In real-world test, an AI model did better than ER doctors at diagnosing patients

NPR | By Will Stone

Published April 30, 2026 at 2:00 PM EDT

Researchers tested an AI model against ER doctors and found the model outperformed the humans.

A patient shows up at the hospital with a pulmonary embolism — a blood clot that has traveled to the lungs. After initially improving, their symptoms start to worsen. The medical team suspects the medication isn't working.

In steps artificial intelligence — with its own theory.

It has scanned the medical records and suspects a history of lupus, an autoimmune condition which can lead to heart inflammation, could explain what was really ailing the patient.

Turns out, the AI model is correct.

This type of scenario could become a reality in the-not-too-distant future, according to a study published Thursday in the journal Science.

Researchers based at Harvard Medical School and Beth Israel Deaconess Medical Center found that an AI reasoning model, developed by OpenAI, excelled at diagnosing patients and making decisions about managing their care. It matched and often outperformed doctors and the earlier AI model, GPT-4.

The researchers ran a series of experiments on the AI model to test its clinical acumen — including actual cases like the lupus patient who'd been previously treated at the emergency department at Beth Israel in Boston.

The team graded how well the AI model could provide an accurate diagnosis at three moments in time, from the triage stage in the ER, up to being admitted into the hospital.

Overall, AI outperformed two experienced physicians — and did so with only the electronic health records and the limited information that had been available to the physicians at the time.

"This is the big conclusion for me — it works with the messy real-world data of the emergency department, " said Dr. Adam Rodman, a clinical researcher at Beth Israel and one of the study authors. "It works for making diagnoses in the real world."

Other parts of the study focused on case reports published in the New England Journal of Medicine and clinical vignettes to suss out whether the AI model could meet well-established "benchmarks" and game out thorny diagnostic questions.

"The model outperformed our very large physician baseline," said Raj Manrai, assistant professor of Biomedical Informatics at Harvard Medical School who was also part of the study.

The authors emphasize the AI relied on text alone, while in real life, clinicians need to attend to many other inputs like images, sounds and nonverbal cues when diagnosing and treating a patient.

Still, the work showcases just how far the technology has advanced in the last few years. Prior versions of large language models faltered when dealing with uncertainty, and in generating a list of possible conditions that could explain symptoms, what's known as a differential diagnosis.

"This paper is a beautiful summary of just how much things have improved," says Dr. David Reich, chief clinical officer for Mount Sinai Health System in New York, who was not involved in the work.

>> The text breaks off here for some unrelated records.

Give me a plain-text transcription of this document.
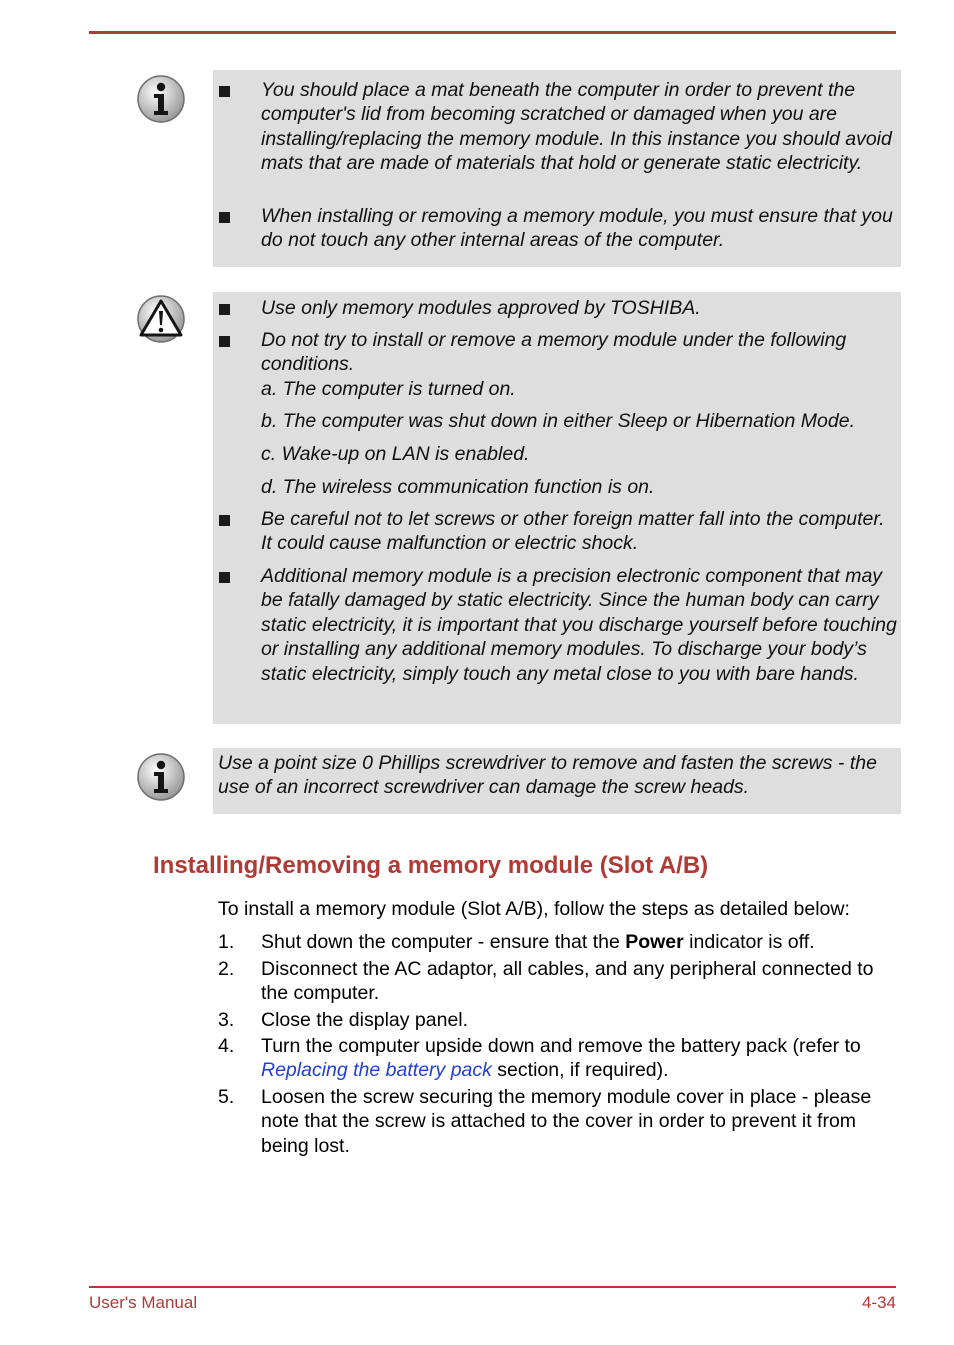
You should place a mat beneath the computer in order to prevent the computer's lid from becoming scratched or damaged when you are installing/replacing the memory module. In this instance you should avoid mats that are made of materials that hold or generate static electricity.
When installing or removing a memory module, you must ensure that you do not touch any other internal areas of the computer.
Use only memory modules approved by TOSHIBA.
Do not try to install or remove a memory module under the following conditions.
a. The computer is turned on.
b. The computer was shut down in either Sleep or Hibernation Mode.
c. Wake-up on LAN is enabled.
d. The wireless communication function is on.
Be careful not to let screws or other foreign matter fall into the computer. It could cause malfunction or electric shock.
Additional memory module is a precision electronic component that may be fatally damaged by static electricity. Since the human body can carry static electricity, it is important that you discharge yourself before touching or installing any additional memory modules. To discharge your body’s static electricity, simply touch any metal close to you with bare hands.
Use a point size 0 Phillips screwdriver to remove and fasten the screws - the use of an incorrect screwdriver can damage the screw heads.
Installing/Removing a memory module (Slot A/B)
To install a memory module (Slot A/B), follow the steps as detailed below:
1. Shut down the computer - ensure that the Power indicator is off.
2. Disconnect the AC adaptor, all cables, and any peripheral connected to the computer.
3. Close the display panel.
4. Turn the computer upside down and remove the battery pack (refer to Replacing the battery pack section, if required).
5. Loosen the screw securing the memory module cover in place - please note that the screw is attached to the cover in order to prevent it from being lost.
User's Manual	4-34
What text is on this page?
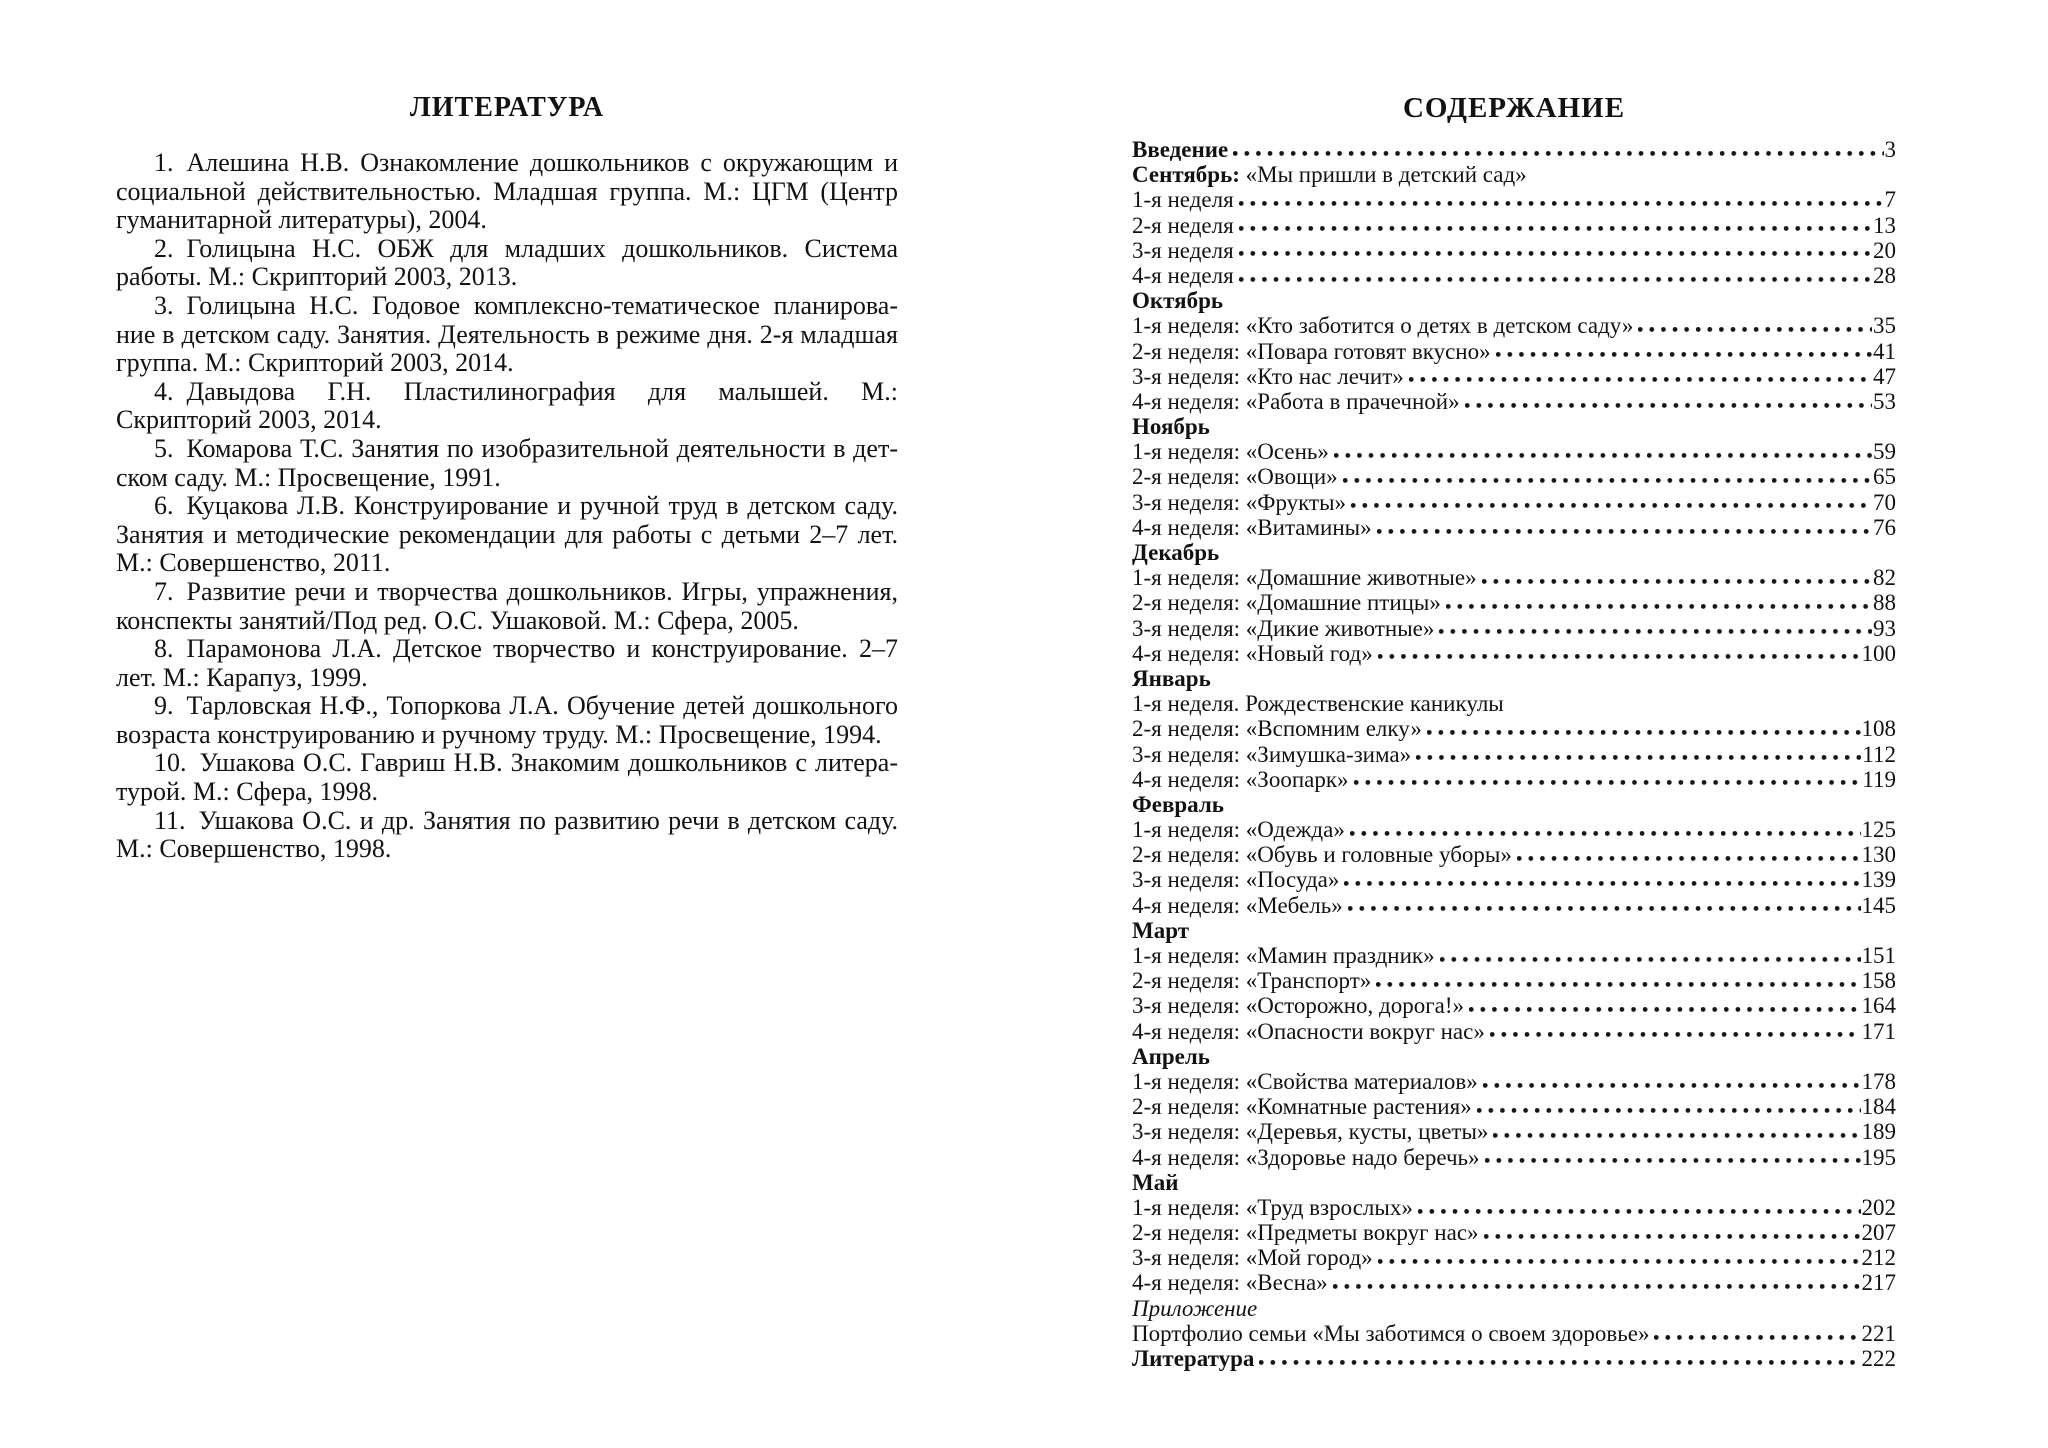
ЛИТЕРАТУРА

1. Алешина Н.В. Ознакомление дошкольников с окружающим и социальной действительностью. Младшая группа. М.: ЦГМ (Центр гуманитарной литературы), 2004.

2. Голицына Н.С. ОБЖ для младших дошкольников. Система работы. М.: Скрипторий 2003, 2013.

3. Голицына Н.С. Годовое комплексно-тематическое планирование в детском саду. Занятия. Деятельность в режиме дня. 2-я младшая группа. М.: Скрипторий 2003, 2014.

4. Давыдова Г.Н. Пластилинография для малышей. М.: Скрипторий 2003, 2014.

5. Комарова Т.С. Занятия по изобразительной деятельности в детском саду. М.: Просвещение, 1991.

6. Куцакова Л.В. Конструирование и ручной труд в детском саду. Занятия и методические рекомендации для работы с детьми 2–7 лет. М.: Совершенство, 2011.

7. Развитие речи и творчества дошкольников. Игры, упражнения, конспекты занятий/Под ред. О.С. Ушаковой. М.: Сфера, 2005.

8. Парамонова Л.А. Детское творчество и конструирование. 2–7 лет. М.: Карапуз, 1999.

9. Тарловская Н.Ф., Топоркова Л.А. Обучение детей дошкольного возраста конструированию и ручному труду. М.: Просвещение, 1994.

10. Ушакова О.С. Гавриш Н.В. Знакомим дошкольников с литературой. М.: Сфера, 1998.

11. Ушакова О.С. и др. Занятия по развитию речи в детском саду. М.: Совершенство, 1998.

СОДЕРЖАНИЕ
Введение	3
Сентябрь: «Мы пришли в детский сад»
1-я неделя	7
2-я неделя	13
3-я неделя	20
4-я неделя	28
Октябрь
1-я неделя: «Кто заботится о детях в детском саду»	35
2-я неделя: «Повара готовят вкусно»	41
3-я неделя: «Кто нас лечит»	47
4-я неделя: «Работа в прачечной»	53
Ноябрь
1-я неделя: «Осень»	59
2-я неделя: «Овощи»	65
3-я неделя: «Фрукты»	70
4-я неделя: «Витамины»	76
Декабрь
1-я неделя: «Домашние животные»	82
2-я неделя: «Домашние птицы»	88
3-я неделя: «Дикие животные»	93
4-я неделя: «Новый год»	100
Январь
1-я неделя. Рождественские каникулы
2-я неделя: «Вспомним елку»	108
3-я неделя: «Зимушка-зима»	112
4-я неделя: «Зоопарк»	119
Февраль
1-я неделя: «Одежда»	125
2-я неделя: «Обувь и головные уборы»	130
3-я неделя: «Посуда»	139
4-я неделя: «Мебель»	145
Март
1-я неделя: «Мамин праздник»	151
2-я неделя: «Транспорт»	158
3-я неделя: «Осторожно, дорога!»	164
4-я неделя: «Опасности вокруг нас»	171
Апрель
1-я неделя: «Свойства материалов»	178
2-я неделя: «Комнатные растения»	184
3-я неделя: «Деревья, кусты, цветы»	189
4-я неделя: «Здоровье надо беречь»	195
Май
1-я неделя: «Труд взрослых»	202
2-я неделя: «Предметы вокруг нас»	207
3-я неделя: «Мой город»	212
4-я неделя: «Весна»	217
Приложение
Портфолио семьи «Мы заботимся о своем здоровье»	221
Литература	222
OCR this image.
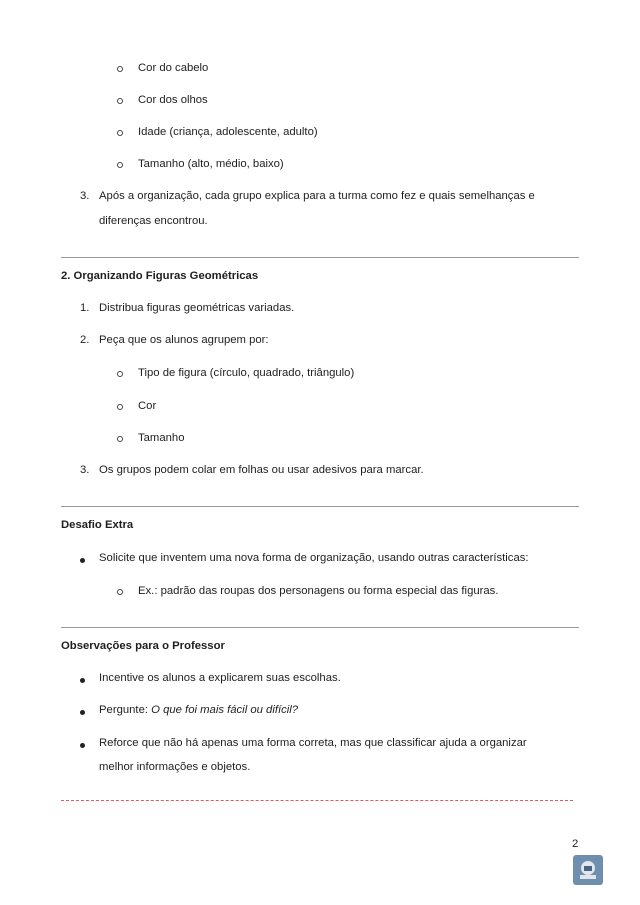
Cor do cabelo
Cor dos olhos
Idade (criança, adolescente, adulto)
Tamanho (alto, médio, baixo)
3. Após a organização, cada grupo explica para a turma como fez e quais semelhanças e
diferenças encontrou.
2. Organizando Figuras Geométricas
1. Distribua figuras geométricas variadas.
2. Peça que os alunos agrupem por:
Tipo de figura (círculo, quadrado, triângulo)
Cor
Tamanho
3. Os grupos podem colar em folhas ou usar adesivos para marcar.
Desafio Extra
Solicite que inventem uma nova forma de organização, usando outras características:
Ex.: padrão das roupas dos personagens ou forma especial das figuras.
Observações para o Professor
Incentive os alunos a explicarem suas escolhas.
Pergunte: O que foi mais fácil ou difícil?
Reforce que não há apenas uma forma correta, mas que classificar ajuda a organizar
melhor informações e objetos.
2
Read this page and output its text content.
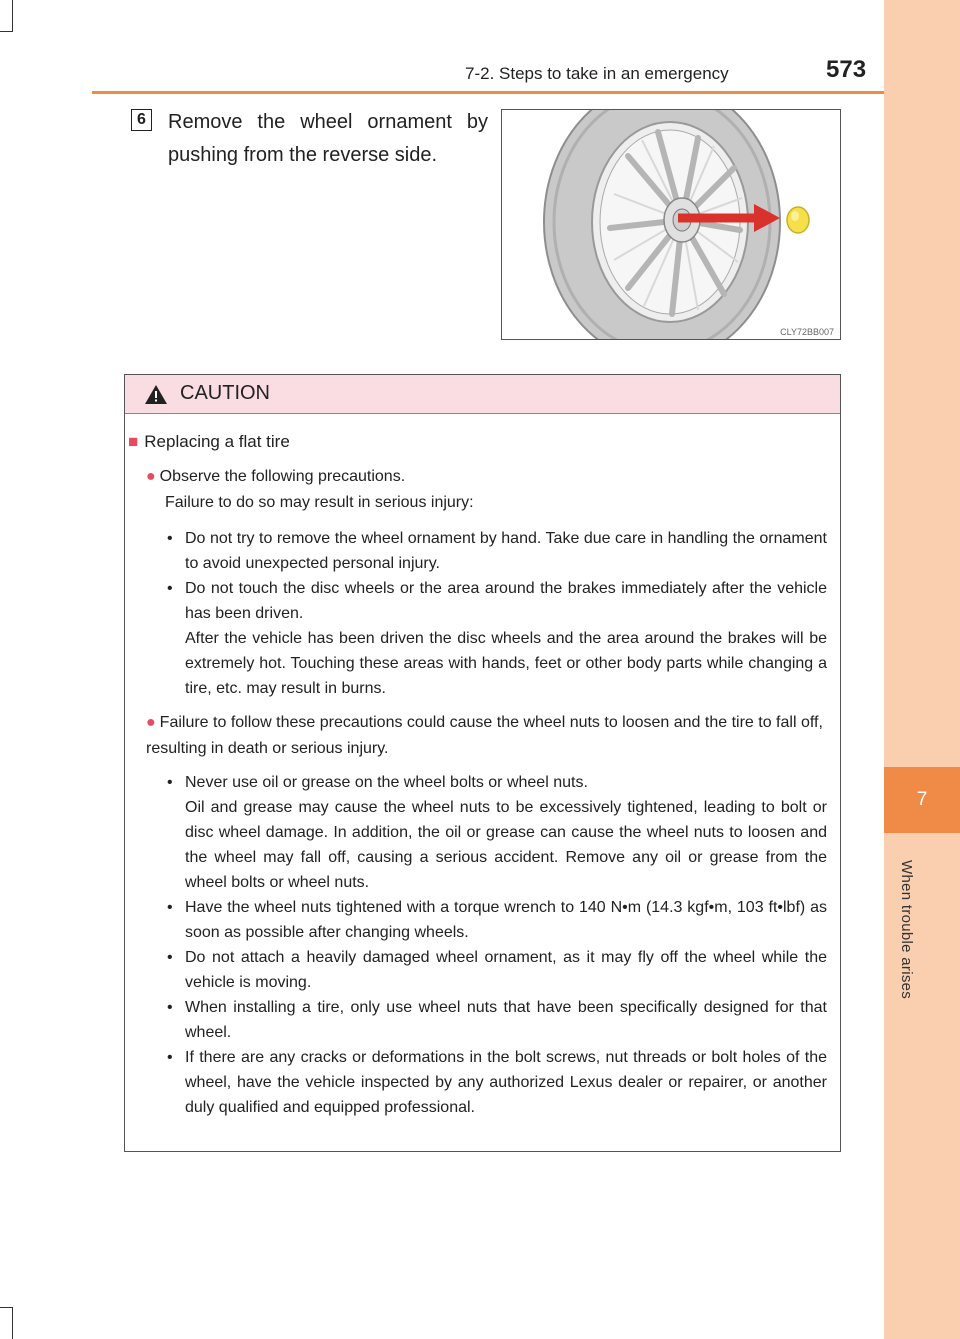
7
When trouble arises
7-2. Steps to take in an emergency	573
6	Remove the wheel ornament by pushing from the reverse side.
CLY72BB007
CAUTION
■ Replacing a flat tire
● Observe the following precautions.
Failure to do so may result in serious injury:
• Do not try to remove the wheel ornament by hand. Take due care in handling the ornament to avoid unexpected personal injury.
• Do not touch the disc wheels or the area around the brakes immediately after the vehicle has been driven.
After the vehicle has been driven the disc wheels and the area around the brakes will be extremely hot. Touching these areas with hands, feet or other body parts while changing a tire, etc. may result in burns.
● Failure to follow these precautions could cause the wheel nuts to loosen and the tire to fall off, resulting in death or serious injury.
• Never use oil or grease on the wheel bolts or wheel nuts.
Oil and grease may cause the wheel nuts to be excessively tightened, leading to bolt or disc wheel damage. In addition, the oil or grease can cause the wheel nuts to loosen and the wheel may fall off, causing a serious accident. Remove any oil or grease from the wheel bolts or wheel nuts.
• Have the wheel nuts tightened with a torque wrench to 140 N•m (14.3 kgf•m, 103 ft•lbf) as soon as possible after changing wheels.
• Do not attach a heavily damaged wheel ornament, as it may fly off the wheel while the vehicle is moving.
• When installing a tire, only use wheel nuts that have been specifically designed for that wheel.
• If there are any cracks or deformations in the bolt screws, nut threads or bolt holes of the wheel, have the vehicle inspected by any authorized Lexus dealer or repairer, or another duly qualified and equipped professional.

"You have something which is quite accurate, possibly ready for prime time," he says. "Now the open question is how the heck do you introduce it into clinical workflows in ways that actually improve care?"

After all, arriving at some tricky, final diagnosis — which the AI model shines at — isn't necessarily reflective of how things play out "in real clinical medicine," says Reich, where the "outcomes are much more subtle and perhaps more diverse."

And the emergency department is only a small portion of the patient's total medical care. Rodman acknowledges it's unlikely AI would have done such an "impressive" job had the team provided it with the records of someone who'd spent a month in the hospital.

None of those involved in the new study believe the findings support supplanting doctors with AI, "despite what some companies are likely to say and how they're likely to use these results," says Manrai.

"I think it does mean that we're witnessing a really profound change in technology that will reshape medicine," he adds.

But the results do make the case that AI models need to be tested in a rigorous fashion, ideally through forward-looking trials that can give more certainty about how the technology ultimately impacts clinical practice.

"It's a very challenging process to design these trials," says Reich, "but this study is a perfect call to action."